Import concerns revisited

John Reimer terminal.node at gmail.com
Wed Jul 12 12:36:17 PDT 2006


"Walter Bright" <newshound at digitalmars.com> wrote in message 
news:e93hja$1sfu$1 at digitaldaemon.com...
> Don Clugston wrote:
>> Walter Bright wrote:
>>> And it's just plain irritating when writing smaller programs where 
>>> access control is quite irrelevant.
>> I agree. An interesting example is that many small classes in C++ STL 
>> programs use 'struct' instead of 'class' because it defaults to public.
>> You can find 'struct' all over the Boost libraries! Default public must 
>> be worth something.
>
> If you write classes like:
>
> struct Point { int x, y; }
>
> It's just irritating to have to write it:
>
> struct Point { public int x, y; }
>
> Quite a lot of classes have all public members.
>
>> But I don't think this argument is applicable to imports.
>> (a) For quick and dirty programs, and for most examples, you don't care 
>> if imports are public or not.
>
> That's a good point.
>
>> (b) Since a module exists in its own file, I don't think the consistency 
>> argument carries much weight. Functions in an executable file or DLL are 
>> only public if you add 'extern' to them (the program as a whole defaults 
>> to 'private').
>
> Minor nit: 'export', not 'extern'.
>
>> For modules, we're talking about 'default transitory public' which I 
>> think is quite different to 'default public'. I can see over my 
>> neighbours fence, but that doesn't mean I can see over *his* neighbours 
>> fence (even though he can).
>>
>> Changing to default private would break code, but it might not break a 
>> whole lot of existing code.
>> (a) I suspect that the majority of quick and dirty imports don't actually 
>> care if they are public or private. It's not as if every existing 
>> instance of 'import' would need to be changed to 'public import'.
>> (b) Some existing broken code would be fixed! I keep finding I need to 
>> put 'private' in front of 'import' in existing modules, to solve name 
>> conflicts.
>>
>> And any code that would break could be fixed very quickly.
>>
>> Please consider this issue again. There is still a window to change it 
>> before 1.0.
>
> I think you've made a pretty good case for it.

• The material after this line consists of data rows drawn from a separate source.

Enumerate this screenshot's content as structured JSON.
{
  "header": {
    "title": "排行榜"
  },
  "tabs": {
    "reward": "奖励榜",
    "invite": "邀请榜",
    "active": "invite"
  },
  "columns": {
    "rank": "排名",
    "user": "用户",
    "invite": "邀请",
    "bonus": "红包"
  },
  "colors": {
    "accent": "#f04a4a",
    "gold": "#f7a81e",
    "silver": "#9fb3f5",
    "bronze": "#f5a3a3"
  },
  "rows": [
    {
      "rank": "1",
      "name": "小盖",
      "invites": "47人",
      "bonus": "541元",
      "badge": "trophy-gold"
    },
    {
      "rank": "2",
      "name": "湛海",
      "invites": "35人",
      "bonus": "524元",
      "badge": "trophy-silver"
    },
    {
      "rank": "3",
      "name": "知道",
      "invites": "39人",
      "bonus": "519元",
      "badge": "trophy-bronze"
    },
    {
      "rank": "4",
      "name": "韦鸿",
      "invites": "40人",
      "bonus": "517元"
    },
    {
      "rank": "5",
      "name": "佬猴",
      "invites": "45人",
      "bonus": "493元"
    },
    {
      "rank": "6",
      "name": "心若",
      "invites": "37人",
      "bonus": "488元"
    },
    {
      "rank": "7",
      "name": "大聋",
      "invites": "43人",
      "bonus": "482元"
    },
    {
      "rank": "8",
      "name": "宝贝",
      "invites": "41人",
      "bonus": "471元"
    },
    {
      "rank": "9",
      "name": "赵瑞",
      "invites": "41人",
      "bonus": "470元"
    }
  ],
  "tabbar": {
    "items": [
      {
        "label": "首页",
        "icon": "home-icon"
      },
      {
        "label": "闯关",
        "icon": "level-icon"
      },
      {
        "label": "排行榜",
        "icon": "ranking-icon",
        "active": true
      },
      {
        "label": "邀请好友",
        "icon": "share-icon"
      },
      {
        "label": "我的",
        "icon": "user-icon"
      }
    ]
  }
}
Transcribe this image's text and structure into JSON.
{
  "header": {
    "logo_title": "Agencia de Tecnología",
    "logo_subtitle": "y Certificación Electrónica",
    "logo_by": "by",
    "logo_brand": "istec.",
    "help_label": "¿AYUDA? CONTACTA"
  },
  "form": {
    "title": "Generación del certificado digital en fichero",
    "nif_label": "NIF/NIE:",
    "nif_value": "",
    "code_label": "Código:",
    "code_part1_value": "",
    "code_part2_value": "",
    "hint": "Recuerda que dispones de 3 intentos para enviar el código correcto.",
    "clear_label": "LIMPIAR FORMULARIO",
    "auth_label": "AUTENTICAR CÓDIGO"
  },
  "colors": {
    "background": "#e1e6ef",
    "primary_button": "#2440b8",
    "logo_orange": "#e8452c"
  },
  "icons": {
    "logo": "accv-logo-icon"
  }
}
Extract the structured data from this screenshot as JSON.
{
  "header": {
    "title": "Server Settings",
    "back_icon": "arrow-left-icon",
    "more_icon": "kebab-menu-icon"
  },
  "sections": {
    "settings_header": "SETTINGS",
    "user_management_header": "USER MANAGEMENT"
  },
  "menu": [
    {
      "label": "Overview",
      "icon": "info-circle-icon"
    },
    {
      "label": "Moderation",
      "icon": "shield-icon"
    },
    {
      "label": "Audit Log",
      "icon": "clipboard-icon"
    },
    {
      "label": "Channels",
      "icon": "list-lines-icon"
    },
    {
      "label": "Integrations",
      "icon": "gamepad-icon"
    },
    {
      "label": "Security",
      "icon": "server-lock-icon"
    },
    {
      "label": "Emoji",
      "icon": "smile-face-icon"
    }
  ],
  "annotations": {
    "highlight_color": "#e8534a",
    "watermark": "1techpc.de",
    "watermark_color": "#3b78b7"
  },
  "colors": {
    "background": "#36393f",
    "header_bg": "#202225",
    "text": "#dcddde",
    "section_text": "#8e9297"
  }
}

Once again, the case was made based on C++.  That certainly makes it 
difficult to convince you any other way, and leaves a lot of non-C++ people 
incapable of ever making a strong argument for D changes.  You seem to have 
a strong attachment to the C++ community still.  There's a lot of peer 
pressure there, I guess?

Oh well, hopefully everything works out.